Simple Ways To Add Value To Others
I have been so fortunate to have amazing people in my life, some family, some friends, some so close I can’t tell the difference anymore. These people took their time to add value to me when they didn’t have to, and often when I didn’t make it easy for them.
Without the value these people added to me, I wouldn’t be a functional adult. I couldn’t pay bills, balance a checkbook, cook dinner, solve a complex problem, deal with interpersonal conflict, or manage my anger to mother my children.
How You Can Add Value To Someone Else
Adding value to others’ lives is both easier and harder than it seems. It is simple and straight-forward to add value to a person’s life. But it takes dedicated time and attention, as well as patience if they aren’t completely open to it. Here are some simple ways you can add value to others that I am trying to put into practice in my life.
Keep Your Mouth Shut
No one needs your criticism. This is a new revelation in my life, frankly. I just finished my audiobook of Dale Carnegie’s How To Win Friends & Influence People. He makes it crystal clear that criticism is ineffective, unnecessary and hurtful.

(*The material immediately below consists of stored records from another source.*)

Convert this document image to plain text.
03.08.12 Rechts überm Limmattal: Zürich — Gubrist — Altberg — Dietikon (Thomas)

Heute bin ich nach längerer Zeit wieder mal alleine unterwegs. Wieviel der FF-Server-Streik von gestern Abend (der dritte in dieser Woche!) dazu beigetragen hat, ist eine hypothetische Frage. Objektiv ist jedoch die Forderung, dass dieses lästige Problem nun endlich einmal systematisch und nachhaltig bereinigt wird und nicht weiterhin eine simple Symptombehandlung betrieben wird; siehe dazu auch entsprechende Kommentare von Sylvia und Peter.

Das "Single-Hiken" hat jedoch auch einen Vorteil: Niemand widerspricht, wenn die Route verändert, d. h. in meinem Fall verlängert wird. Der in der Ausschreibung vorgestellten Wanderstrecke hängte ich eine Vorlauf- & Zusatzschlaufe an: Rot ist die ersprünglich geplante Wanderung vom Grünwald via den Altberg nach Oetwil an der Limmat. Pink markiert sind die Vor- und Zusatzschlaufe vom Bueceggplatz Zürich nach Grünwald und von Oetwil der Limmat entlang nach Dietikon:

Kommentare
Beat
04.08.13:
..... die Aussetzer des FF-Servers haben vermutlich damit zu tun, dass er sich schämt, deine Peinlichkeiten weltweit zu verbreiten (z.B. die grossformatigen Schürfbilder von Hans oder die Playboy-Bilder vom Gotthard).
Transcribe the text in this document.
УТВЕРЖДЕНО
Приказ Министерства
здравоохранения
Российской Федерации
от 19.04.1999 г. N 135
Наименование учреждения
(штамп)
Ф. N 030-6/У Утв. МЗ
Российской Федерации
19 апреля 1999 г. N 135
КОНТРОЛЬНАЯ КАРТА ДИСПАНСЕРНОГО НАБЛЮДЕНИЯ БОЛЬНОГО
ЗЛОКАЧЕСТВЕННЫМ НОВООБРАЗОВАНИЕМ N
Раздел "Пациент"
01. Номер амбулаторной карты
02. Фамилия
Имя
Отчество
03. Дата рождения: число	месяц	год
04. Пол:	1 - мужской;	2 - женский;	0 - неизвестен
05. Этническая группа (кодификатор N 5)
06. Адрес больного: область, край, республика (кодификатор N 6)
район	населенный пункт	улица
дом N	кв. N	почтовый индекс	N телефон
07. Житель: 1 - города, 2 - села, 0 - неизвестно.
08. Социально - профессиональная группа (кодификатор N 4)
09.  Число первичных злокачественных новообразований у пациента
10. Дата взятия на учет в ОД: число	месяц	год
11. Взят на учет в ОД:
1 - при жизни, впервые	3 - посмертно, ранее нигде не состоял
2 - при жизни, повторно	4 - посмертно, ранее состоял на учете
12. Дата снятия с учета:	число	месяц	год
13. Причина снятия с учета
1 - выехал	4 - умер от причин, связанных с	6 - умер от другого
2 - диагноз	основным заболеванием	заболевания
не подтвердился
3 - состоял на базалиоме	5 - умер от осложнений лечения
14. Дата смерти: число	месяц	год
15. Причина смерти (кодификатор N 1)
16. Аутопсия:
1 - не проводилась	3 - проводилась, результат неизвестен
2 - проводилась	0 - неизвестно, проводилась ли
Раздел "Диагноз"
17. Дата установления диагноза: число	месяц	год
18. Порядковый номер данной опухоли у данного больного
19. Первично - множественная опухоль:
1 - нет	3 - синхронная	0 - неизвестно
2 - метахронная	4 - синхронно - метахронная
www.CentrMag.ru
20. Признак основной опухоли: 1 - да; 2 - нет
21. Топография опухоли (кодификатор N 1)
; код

It serves no purpose for adding value to others.
I don’t know about you, but I have personally spent years thinking my criticism was helping people be better. I now realize it makes people not want to be around me, and believe that I am negative and even mean spirited.
Pay Them A Genuine Compliment
Notice something special or different and tell that person how it impacted you. Something simple to something simply amazing. Everyone needs to hear positive things about themselves. It can brighten someone’s whole day to be noticed.
Teach Them Something You Know
Instead of pointing out that someone knows very little about how to do something, take the time to show them how to do it. This is a great way to build a relationship with someone too. One way we have been adding value to our children recently is slowing down the process of preparing and serving meals. We include them in preparation, cooking, serving, and clean up. They love it and I think it’s skills that will really help them as teenagers and adults.
Sometimes just slowing down your pace is enough to create space for someone else to enjoy your company, especially when it comes to our children. I can get easily hyper-focused on task completion and get “In the zone” of needing to get things done. I’m not really approachable when I get into this mindset, getting super frustrated if I get derailed. For me, I have to remind myself often that to make opportunities to add value, I need to be putting less priority on tasks and more priority on others.
Give Them 100% Of Your Uninterrupted Attention
Like many overwhelmed mothers and fathers, I’m sure, I find it very challenging to not look at my phone when my child is telling me a story for the 14th time. I have to physically focus on not looking at it, remind myself to lean forward in interest, keep eye contact, and smile. I repeat back some of the things they are excited about. It’s called active listening. And you just cannot do it with your phone in your hand.
Have Hard Conversations
This week I have been reading Dare To Lead by Brene Brown. I am completely in love with this book, I’m over halfway and plan to listen to it again. She talks about adding value to others by having tough conversations, as she says, “rumbling with vulnerability”. This can be with a coworker, friend, family member, or spouse. It involves being transparent and genuine, expressing concerns in a kind and patient way, with the end goal to support and add value to the other person.
Be Generous
Adding value to others can mean being generous with your resources. It can be time, money, love, patience, kindness, and personal gifts. Generosity is severely underrated in my opinion. See a need and meet it if you can. There are unlimited ways you can change someone’s life with your generosity.
Putting Words Into Action
You have to understand, I needed the value others had to offer so badly. I needed the undivided time and attention from the staff at New Horizons. It was a sacrifice of their personal lives to live in a house full of troubled, angry teens.
Many of them had life experiences they shared. They shared their own personal testimonies with us, showed me the possibility of choosing an alternative ending. Best yet, they rumbled with vulnerability, confronting the darkness they saw in me.
My hope for my children is to add value to their lives every single day I spend with them. That way, when they need to know How To Make Important Life Decisions they’ll be prepared. I think it is the best use of my time. So instead of wanting them to have straight A’s and trying to get them to behave and comply, I want them to understand and grow. By being quiet and not telling them they are wrong, letting them have their own opinions and beliefs.
I can add value by allowing my kids to fail and creating opportunities for them to succeed. Letting them figure life out just like I did – the hard way if necessary, and add value where I can, in ways that encourage and support their independence and appreciation for the world and other people in it. Ultimately, I want my kids to realize there is more to life than just us.